Personnellement, je n'en ai aucun souvenir, tout ce que je sais c'est ce qu'on
a bien voulu me dire et dossier médical qui n'en rajoute qu'un peu plus. On ne
t'en a parlé mais qu'aurais-tu fait? Tu serais arrivée avec ton fidèle compagnon pour
me sortir de l'hôpital et vouloir me soigner à sa façon. Mais je peux te dire
que sans les médecins, je n'en serais pas là aujourd'hui: traumatisme crânien,
hémorragie cérébro méningée, coma, côtes cassées, rate déchirée, hanche et
bassin fracturés et le plus dur encore les conséquences psychologiques
entraînées par cet accident dont la dépression dans laquelle je m'enfonce jour
après jour…mais comme on me l'a souvent dit j'ai eu la chance de m'en sortir à
moindres frais après être restée une heure sur le macadam à attendre les
secours…certes…beaucoup pensent que j'ai eu de la chance…pourtant j'aurais bien
préféré que cet accident m'emporte avec lui, je ne dois vraiment pas être faite
pour la vie, je ne voulais pas naître c'est bien pour une raison….voir tous ces
efforts de dix mois et même plus anéantis par un tel choc….vraiment ça ne vaut
pas la peine de se battre et tout le monde aurait été soulagé. On aurait plus
eu à penser à moi, à s'inquiéter pour moi, on aurait pu faire mon deuil et vous
seriez bien plus tranquilles. Seulement la mort ne semble pas vouloir de moi,
je suis trop lâche, et je suis condamnée à vivre une vie que je déteste et que
j'aurais aimé ne jamais connaître…
Voilà,
aujourd'hui je suis chez papa et ma belle-mère pour plus de sécurité face à la
dépression, en attente d'une place dans un service pour trouble alimentaire et
dépression. Maintenant, tout ce que je peux te dire actuellement, je ne te veux
aucun mal mais ne supporte plus le mal que la petite fille a ressenti en son
temps.
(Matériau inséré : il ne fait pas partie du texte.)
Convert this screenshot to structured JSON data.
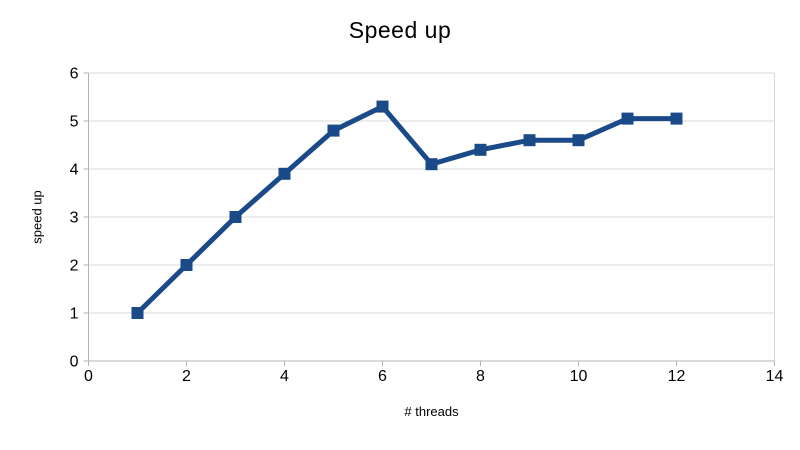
{
  "chart_data": {
    "type": "line",
    "title": "Speed up",
    "xlabel": "# threads",
    "ylabel": "speed up",
    "x": [
      1,
      2,
      3,
      4,
      5,
      6,
      7,
      8,
      9,
      10,
      11,
      12
    ],
    "series": [
      {
        "name": "speed up",
        "values": [
          1.0,
          2.0,
          3.0,
          3.9,
          4.8,
          5.3,
          4.1,
          4.4,
          4.6,
          4.6,
          5.05,
          5.05
        ]
      }
    ],
    "xlim": [
      0,
      14
    ],
    "ylim": [
      0,
      6
    ],
    "x_ticks": [
      0,
      2,
      4,
      6,
      8,
      10,
      12,
      14
    ],
    "y_ticks": [
      0,
      1,
      2,
      3,
      4,
      5,
      6
    ],
    "grid": "horizontal-only",
    "legend": "none",
    "marker": "square"
  },
  "colors": {
    "series": "#1a4a87",
    "axis": "#b3b3b3",
    "grid": "#d9d9d9",
    "text": "#000000",
    "background": "#ffffff"
  }
}
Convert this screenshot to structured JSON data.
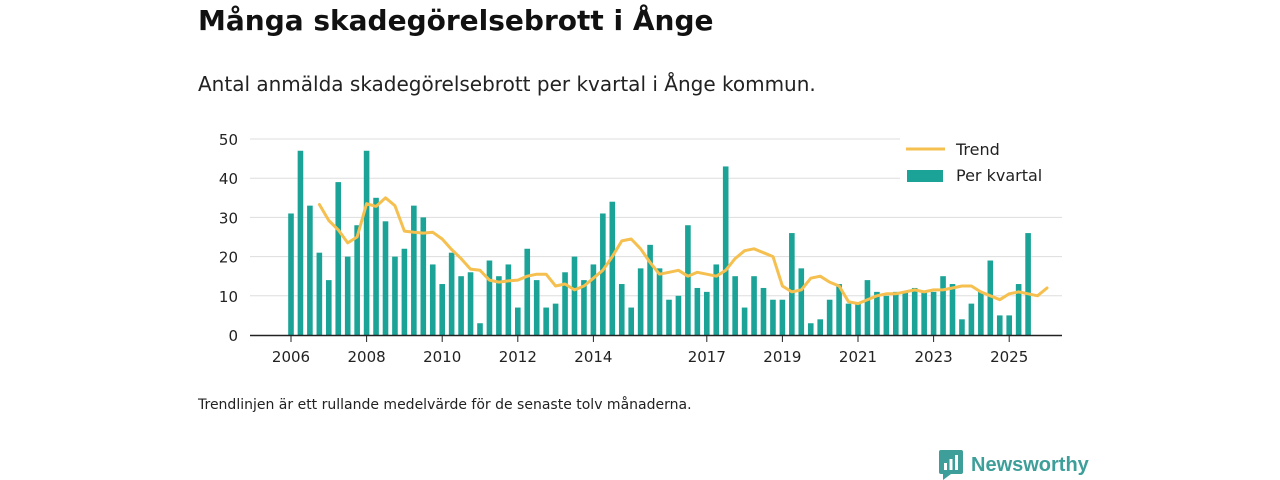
{
  "title": "Många skadegörelsebrott i Ånge",
  "subtitle": "Antal anmälda skadegörelsebrott per kvartal i Ånge kommun.",
  "footnote": "Trendlinjen är ett rullande medelvärde för de senaste tolv månaderna.",
  "brand": "Newsworthy",
  "colors": {
    "bar": "#1aa396",
    "trend": "#f5c04f",
    "grid": "#dddddd",
    "axis": "#222222",
    "brand": "#3d9e9a"
  },
  "chart_data": {
    "type": "bar",
    "x_start": 2006.0,
    "x_step": 0.25,
    "ylim": [
      0,
      50
    ],
    "yticks": [
      0,
      10,
      20,
      30,
      40,
      50
    ],
    "xticks": [
      {
        "value": 2006,
        "label": "2006"
      },
      {
        "value": 2008,
        "label": "2008"
      },
      {
        "value": 2010,
        "label": "2010"
      },
      {
        "value": 2012,
        "label": "2012"
      },
      {
        "value": 2014,
        "label": "2014"
      },
      {
        "value": 2017,
        "label": "2017"
      },
      {
        "value": 2019,
        "label": "2019"
      },
      {
        "value": 2021,
        "label": "2021"
      },
      {
        "value": 2023,
        "label": "2023"
      },
      {
        "value": 2025,
        "label": "2025"
      }
    ],
    "legend": [
      {
        "key": "trend",
        "label": "Trend"
      },
      {
        "key": "bars",
        "label": "Per kvartal"
      }
    ],
    "series": [
      {
        "name": "Per kvartal",
        "type": "bar",
        "values": [
          31,
          47,
          33,
          21,
          14,
          39,
          20,
          28,
          47,
          35,
          29,
          20,
          22,
          33,
          30,
          18,
          13,
          21,
          15,
          16,
          3,
          19,
          15,
          18,
          7,
          22,
          14,
          7,
          8,
          16,
          20,
          14,
          18,
          31,
          34,
          13,
          7,
          17,
          23,
          17,
          9,
          10,
          28,
          12,
          11,
          18,
          43,
          15,
          7,
          15,
          12,
          9,
          9,
          26,
          17,
          3,
          4,
          9,
          13,
          8,
          8,
          14,
          11,
          10,
          11,
          11,
          12,
          11,
          11,
          15,
          13,
          4,
          8,
          11,
          19,
          5,
          5,
          13,
          26
        ]
      },
      {
        "name": "Trend",
        "type": "line",
        "x_start": 2006.75,
        "values": [
          33.3,
          29.2,
          26.8,
          23.5,
          25.0,
          33.5,
          32.8,
          35.0,
          33.0,
          26.5,
          26.2,
          26.0,
          26.2,
          24.5,
          21.8,
          19.5,
          16.8,
          16.5,
          14.0,
          13.5,
          13.8,
          14.0,
          15.0,
          15.5,
          15.5,
          12.5,
          13.0,
          11.5,
          12.5,
          14.5,
          16.5,
          20.0,
          24.0,
          24.5,
          22.0,
          18.5,
          15.5,
          16.0,
          16.5,
          15.0,
          16.0,
          15.5,
          15.0,
          16.5,
          19.5,
          21.5,
          22.0,
          21.0,
          20.0,
          12.5,
          11.0,
          11.5,
          14.5,
          15.0,
          13.5,
          12.5,
          8.5,
          8.0,
          9.0,
          10.0,
          10.5,
          10.5,
          11.0,
          11.5,
          11.0,
          11.5,
          11.5,
          12.0,
          12.5,
          12.5,
          11.0,
          10.0,
          9.0,
          10.5,
          11.0,
          10.5,
          10.0,
          12.0
        ]
      }
    ]
  }
}
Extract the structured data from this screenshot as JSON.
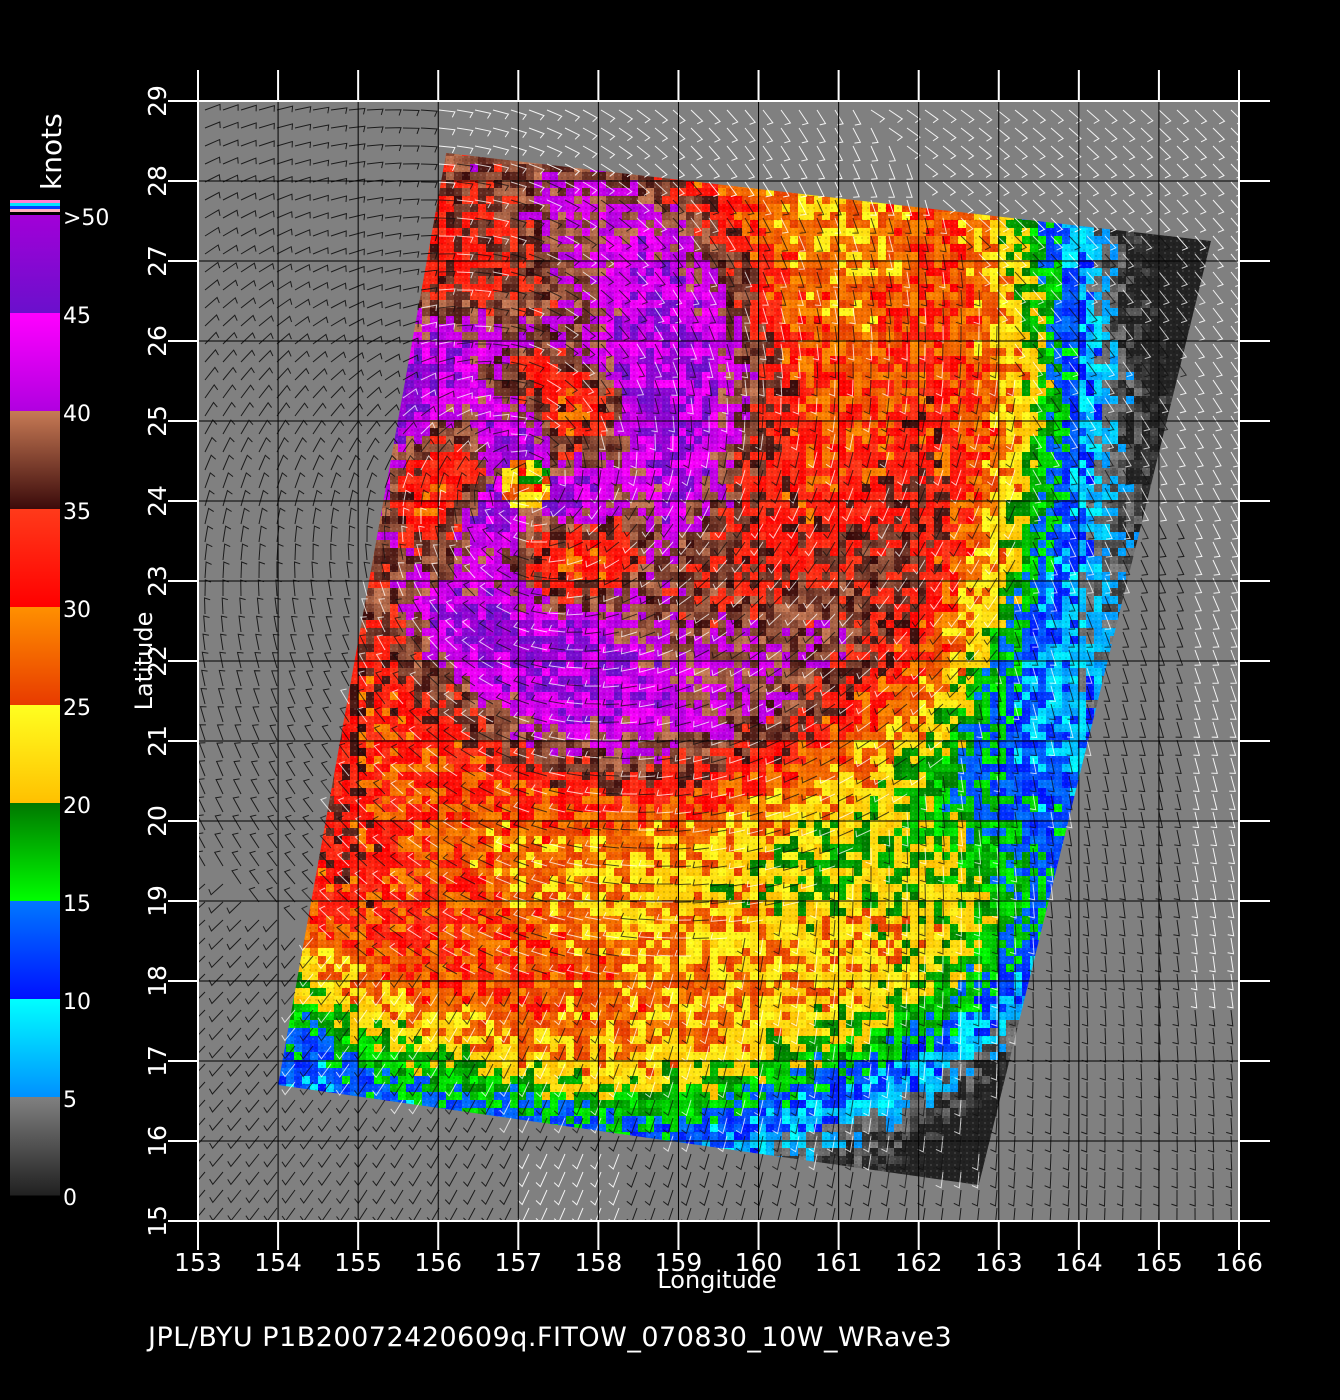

Bien entendu, je ne t'en tiens pas responsable ni coupable, puisque tu
as toujours pensé bien, c'est le principal…mais voilà, j'en resterai là…
Tu
aurais sans aucun doute préféré entendre autre chose mais je t'avoue que tu me
sembles tellement différente de ce que j'ai pu croire que tu étais, tellement
différente, que je n'arrive même plus à imaginer ce que tu peux attendre de
moi. En revanche, une chose est certaine, je sais ce que j'attends de toi: que
tu vives ta vie, que tu sois heureuse avec ceux et là où tu te trouves mais je
ne souhaite pas en faire partie. Tu as fait ton choix, c'est très bien pour
toi, je l'approuve pour toi mais ne m'oblige pas à y adhérer pour moi pour ton
ou ce que tu imagines mon bonheur. Tu me manqueras à jamais c'est certain, une
mère c'est tellement important dans une vie mais visiblement tu n'as pas choisi
de te conformer à la mère courante ou classique. Enfin, tu as fait ton choix,
je le respecte mais n'y adhère pas…Et puis pour moi la vie reste un poids, un
fardeau que je vais devoir porter jusqu'à ce que ma fin arrive, je ne comprends
que trop pour une fois le souhait de la mémé en fin de vie…le plus sordide dans
cette histoire est que je n'ai que 34ans…mais 34ans bien trop chargés et
indésirables.
Voilà,
je m'arrêterai là, je ne peux rien te promettre concernant l'avenir, puisque
cet avenir est des plus incertains me concernant…alors vis ta vie et soit
heureuse, je ne peux rien de plus pour toi…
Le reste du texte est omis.